Cyclekart is a type of gokart racing where competitors drive single-seat cars styled to resemble race cars from the 1920s and 1930s.

Cyclekarts are compact, lightweight, sports machines, home and hand made by their drivers for the pursuit of classic motoring sporting excitement. They are not built to be serious race machines or show cars. They're built purely for the personal satisfaction and fun and of driving a machine you've built yourself. As driving machine, the cyclekart formula loosely limits certain aspects of the machines to maintain good sporting performance without jeopardising the light-hearted nature of these machines and the people who build them.

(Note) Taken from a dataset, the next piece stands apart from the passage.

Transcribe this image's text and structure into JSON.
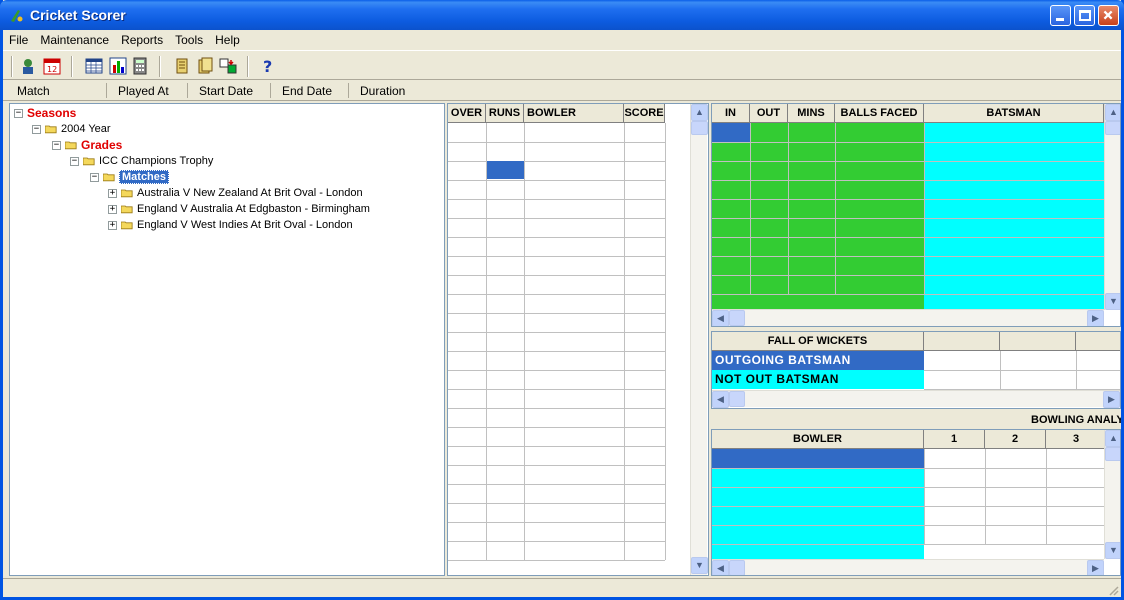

Cyclekarts and their builders don't like to take things too seriously, but do encourage good, sporting competitions for fun. The cyclekart specifications allow for all the cars built being similar in performance, without strictly governing the rules.

Cyclekarts are generally not for sale, as they should be an expression of the owner's individual styling interests as well as sharing the pride in building one's own unique kart. Cyclekarts are built for the pleasure of the imagination, the design and the building of the kart. Cyclekarts are based on the styling of 1920s and 1930s race cars to pre-World War II. Making it look good is fundamental, performance is secondary in the cyclekarting community.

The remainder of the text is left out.